The 17th-century drama “Women Beware Women” begins with a marriage and ends with a bloodbath. In between, Classical Actors Ensemble’s latest production presents an outrageously hyperbolic tale of privilege, lust and predatory manipulation that feels as immediate as the latest breaking headline.
Thomas Middleton’s play, running in repertory this month with Shakespeare’s “Measure for Measure,” demonstrates the ways in which women negotiate male power structures by cooperating in their own subjection. Bianca (Eva Gemlo) has escaped her wealthy family and eloped with an impoverished suitor, but her happily-ever-after is compromised when she catches the licentious interest of the Duke of Florence. Meanwhile, Isabella (Samantha Fairchild) faces an arranged marriage to a moneyed mooncalf while being groomed for an incestuous relationship with her uncle.
In the middle of this spiderweb sits Livia (Samantha V. Papke), Isabella’s aunt. Papke’s character, an assured and blithely amoral pillar of society, is happy to facilitate the seductions of both women by the Duke and her brother.

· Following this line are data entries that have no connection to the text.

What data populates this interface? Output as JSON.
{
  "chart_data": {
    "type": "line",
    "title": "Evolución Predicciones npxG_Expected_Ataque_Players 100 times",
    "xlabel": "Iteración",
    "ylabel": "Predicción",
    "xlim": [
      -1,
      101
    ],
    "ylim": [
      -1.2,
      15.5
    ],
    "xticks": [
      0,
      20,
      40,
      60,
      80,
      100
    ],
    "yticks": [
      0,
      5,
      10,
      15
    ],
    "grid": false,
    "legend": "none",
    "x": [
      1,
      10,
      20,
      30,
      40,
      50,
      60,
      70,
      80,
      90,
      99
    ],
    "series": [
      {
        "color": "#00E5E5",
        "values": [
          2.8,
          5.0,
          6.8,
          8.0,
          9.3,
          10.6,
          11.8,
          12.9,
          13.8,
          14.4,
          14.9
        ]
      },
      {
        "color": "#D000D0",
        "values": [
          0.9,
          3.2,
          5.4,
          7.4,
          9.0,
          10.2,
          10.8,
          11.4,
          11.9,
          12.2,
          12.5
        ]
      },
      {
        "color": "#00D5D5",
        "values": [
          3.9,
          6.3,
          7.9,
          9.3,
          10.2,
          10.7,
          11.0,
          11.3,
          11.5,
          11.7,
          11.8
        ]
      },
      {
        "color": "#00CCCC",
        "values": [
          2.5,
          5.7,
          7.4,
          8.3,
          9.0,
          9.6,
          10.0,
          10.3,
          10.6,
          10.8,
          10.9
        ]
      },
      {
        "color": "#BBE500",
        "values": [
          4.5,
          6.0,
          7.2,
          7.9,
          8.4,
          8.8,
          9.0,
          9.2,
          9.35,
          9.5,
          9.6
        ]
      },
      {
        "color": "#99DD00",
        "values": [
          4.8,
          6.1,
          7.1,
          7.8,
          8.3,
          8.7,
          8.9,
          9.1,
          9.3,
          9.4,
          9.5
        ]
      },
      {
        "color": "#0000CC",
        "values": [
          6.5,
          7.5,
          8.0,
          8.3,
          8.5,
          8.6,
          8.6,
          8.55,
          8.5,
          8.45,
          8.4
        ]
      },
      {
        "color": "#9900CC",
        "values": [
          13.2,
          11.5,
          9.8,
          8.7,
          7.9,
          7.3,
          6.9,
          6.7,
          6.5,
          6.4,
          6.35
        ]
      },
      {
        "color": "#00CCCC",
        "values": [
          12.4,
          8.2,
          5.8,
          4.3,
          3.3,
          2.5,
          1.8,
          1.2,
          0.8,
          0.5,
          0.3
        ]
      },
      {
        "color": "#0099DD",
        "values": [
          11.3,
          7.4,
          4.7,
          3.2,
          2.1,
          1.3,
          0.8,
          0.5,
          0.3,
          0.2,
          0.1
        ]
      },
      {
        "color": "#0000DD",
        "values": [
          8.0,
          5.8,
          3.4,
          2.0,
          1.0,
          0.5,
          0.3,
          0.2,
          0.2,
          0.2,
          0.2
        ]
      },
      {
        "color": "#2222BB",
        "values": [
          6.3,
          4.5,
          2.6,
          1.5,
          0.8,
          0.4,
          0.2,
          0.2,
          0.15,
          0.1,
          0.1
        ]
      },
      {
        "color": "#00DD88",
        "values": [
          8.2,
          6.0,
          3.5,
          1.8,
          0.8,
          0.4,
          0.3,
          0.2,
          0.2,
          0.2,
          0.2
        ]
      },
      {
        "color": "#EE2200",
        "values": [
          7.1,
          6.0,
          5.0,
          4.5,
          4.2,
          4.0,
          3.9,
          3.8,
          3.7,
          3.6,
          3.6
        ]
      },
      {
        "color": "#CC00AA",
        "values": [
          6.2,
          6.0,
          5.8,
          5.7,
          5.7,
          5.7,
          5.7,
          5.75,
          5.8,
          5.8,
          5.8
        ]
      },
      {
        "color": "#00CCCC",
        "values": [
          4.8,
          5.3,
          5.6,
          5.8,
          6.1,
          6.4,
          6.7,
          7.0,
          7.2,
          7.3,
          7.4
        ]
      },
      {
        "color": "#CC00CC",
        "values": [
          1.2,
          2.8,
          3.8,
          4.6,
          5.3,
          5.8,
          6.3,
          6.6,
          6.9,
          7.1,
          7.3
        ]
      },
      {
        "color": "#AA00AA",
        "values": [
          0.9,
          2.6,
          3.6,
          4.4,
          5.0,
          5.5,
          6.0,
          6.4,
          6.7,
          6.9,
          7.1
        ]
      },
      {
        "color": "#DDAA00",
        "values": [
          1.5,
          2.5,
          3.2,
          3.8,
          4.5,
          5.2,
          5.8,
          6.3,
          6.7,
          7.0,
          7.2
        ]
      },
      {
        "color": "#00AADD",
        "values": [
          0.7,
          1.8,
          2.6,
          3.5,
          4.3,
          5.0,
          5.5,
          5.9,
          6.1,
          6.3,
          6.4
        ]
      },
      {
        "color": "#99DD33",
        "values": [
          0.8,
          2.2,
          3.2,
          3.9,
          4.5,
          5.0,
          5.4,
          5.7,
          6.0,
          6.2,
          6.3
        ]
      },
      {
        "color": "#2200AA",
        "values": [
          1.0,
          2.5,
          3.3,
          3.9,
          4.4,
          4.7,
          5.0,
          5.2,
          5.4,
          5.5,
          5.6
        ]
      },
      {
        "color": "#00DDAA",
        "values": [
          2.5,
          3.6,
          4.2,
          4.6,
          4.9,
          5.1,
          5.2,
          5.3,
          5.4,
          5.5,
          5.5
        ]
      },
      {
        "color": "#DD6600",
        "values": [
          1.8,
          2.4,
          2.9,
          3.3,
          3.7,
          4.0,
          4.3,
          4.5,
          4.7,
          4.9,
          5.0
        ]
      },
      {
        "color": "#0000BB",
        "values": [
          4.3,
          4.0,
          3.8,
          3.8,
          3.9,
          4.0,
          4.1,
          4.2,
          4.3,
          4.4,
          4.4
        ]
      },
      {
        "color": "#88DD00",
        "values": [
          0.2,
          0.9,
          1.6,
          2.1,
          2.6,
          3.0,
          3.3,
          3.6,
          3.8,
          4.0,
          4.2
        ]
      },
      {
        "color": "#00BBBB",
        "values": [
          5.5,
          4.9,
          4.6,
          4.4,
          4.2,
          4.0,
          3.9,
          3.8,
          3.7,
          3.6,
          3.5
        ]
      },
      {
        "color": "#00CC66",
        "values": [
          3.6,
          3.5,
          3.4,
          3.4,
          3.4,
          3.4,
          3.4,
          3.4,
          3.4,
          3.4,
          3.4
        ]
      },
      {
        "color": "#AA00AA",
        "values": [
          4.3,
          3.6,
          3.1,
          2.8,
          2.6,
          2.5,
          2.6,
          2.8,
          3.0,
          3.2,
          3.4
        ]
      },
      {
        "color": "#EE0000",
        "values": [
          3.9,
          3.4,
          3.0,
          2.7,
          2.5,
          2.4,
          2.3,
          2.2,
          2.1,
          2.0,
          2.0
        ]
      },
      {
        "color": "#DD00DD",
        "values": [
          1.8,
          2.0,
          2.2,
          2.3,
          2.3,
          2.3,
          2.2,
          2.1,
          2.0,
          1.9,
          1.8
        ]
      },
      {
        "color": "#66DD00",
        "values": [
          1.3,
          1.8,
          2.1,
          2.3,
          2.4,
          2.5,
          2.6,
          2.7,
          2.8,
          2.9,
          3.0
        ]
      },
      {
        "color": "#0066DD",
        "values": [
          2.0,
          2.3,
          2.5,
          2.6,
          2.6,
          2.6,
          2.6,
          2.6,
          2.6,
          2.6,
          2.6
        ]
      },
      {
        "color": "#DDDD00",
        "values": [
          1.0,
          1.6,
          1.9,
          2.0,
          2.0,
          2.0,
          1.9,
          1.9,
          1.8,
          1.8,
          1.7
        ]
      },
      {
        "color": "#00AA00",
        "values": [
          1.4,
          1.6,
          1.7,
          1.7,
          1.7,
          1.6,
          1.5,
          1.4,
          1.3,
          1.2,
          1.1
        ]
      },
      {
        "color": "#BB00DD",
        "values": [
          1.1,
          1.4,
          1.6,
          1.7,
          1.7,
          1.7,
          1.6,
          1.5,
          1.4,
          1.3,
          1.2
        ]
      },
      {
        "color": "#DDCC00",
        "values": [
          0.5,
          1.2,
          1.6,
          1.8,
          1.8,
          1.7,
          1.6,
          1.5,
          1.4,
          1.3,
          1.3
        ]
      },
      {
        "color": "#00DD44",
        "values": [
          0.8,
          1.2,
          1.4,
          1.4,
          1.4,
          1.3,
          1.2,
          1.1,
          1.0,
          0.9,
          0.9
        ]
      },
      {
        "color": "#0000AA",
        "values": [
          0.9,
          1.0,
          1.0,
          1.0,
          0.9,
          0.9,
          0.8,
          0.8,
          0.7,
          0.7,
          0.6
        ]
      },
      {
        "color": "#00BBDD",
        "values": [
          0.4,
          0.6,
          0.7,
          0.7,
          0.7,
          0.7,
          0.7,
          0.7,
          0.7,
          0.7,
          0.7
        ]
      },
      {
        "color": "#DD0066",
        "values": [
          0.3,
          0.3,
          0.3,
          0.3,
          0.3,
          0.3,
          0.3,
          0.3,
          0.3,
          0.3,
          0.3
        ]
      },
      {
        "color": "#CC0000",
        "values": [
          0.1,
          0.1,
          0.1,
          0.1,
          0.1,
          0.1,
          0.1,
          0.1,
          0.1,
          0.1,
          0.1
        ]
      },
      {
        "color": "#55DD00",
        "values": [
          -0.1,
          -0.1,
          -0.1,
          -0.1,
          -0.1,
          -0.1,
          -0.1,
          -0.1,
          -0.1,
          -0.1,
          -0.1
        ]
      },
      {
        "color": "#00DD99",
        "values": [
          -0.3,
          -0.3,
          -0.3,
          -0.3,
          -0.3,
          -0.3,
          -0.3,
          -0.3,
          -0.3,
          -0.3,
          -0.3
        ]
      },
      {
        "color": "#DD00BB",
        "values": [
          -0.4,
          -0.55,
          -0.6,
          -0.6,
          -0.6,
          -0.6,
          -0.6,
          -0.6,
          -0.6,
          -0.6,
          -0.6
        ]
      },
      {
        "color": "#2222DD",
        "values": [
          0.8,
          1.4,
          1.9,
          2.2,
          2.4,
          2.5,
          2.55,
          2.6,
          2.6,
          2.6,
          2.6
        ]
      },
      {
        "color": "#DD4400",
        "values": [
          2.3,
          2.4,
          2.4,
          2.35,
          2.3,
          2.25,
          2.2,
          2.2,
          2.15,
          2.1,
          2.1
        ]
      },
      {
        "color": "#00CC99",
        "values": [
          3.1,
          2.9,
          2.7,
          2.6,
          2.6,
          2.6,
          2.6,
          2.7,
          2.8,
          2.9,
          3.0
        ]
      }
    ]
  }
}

It’s only when her own sexual misconduct is revealed that she discovers she, too, is subject to the double standards these two men represent.
Director Joseph Papke sets this work in the mid-20th century, and the action plays out on a set designed by Dietrich Poppen to conjure a chessboard. Indeed, the game is a metaphor overarching the entire production, not just in a key scene in which Livia distracts Bianca’s escort with a chess match while the young woman is being raped in another room, but in the hierarchies of power and powerlessness that the various characters represent.
Of course, despite this play’s soaring language and its insights into the dynamics of sexual politics, “Women Beware Women” presents obstacles Papke and his cast can’t completely overcome. While Gemlo, Fairchild and Samantha Papke offer compelling portrayals, Middleton’s characters often seem to be mere puppets dancing to the tune of his plot. The tone giddily rockets back and forth between high tragedy and broad farce, the latter embodied by Jacob Hooper as Isabella’s intended. Hooper and his sidekick (the wonderfully loopy Timothy Daly) indulge in a series of ludicrously campy scenes that seem almost surreally irrelevant to the sinister machinations unfolding around them.
None of these challenges begin to match what’s presented by the play’s finale, where nearly every character meets a violent death in uniquely spectacular fashion. The sheer range of required murder weapons tests the production’s means and the audience’s suspension of disbelief.
These hurdles aside, Classical Actors Ensemble must be lauded for bringing this little-known but highly relevant work to life in a solid, vigorous and often chilling production.
Lisa Brock is a Twin Cities theater critic.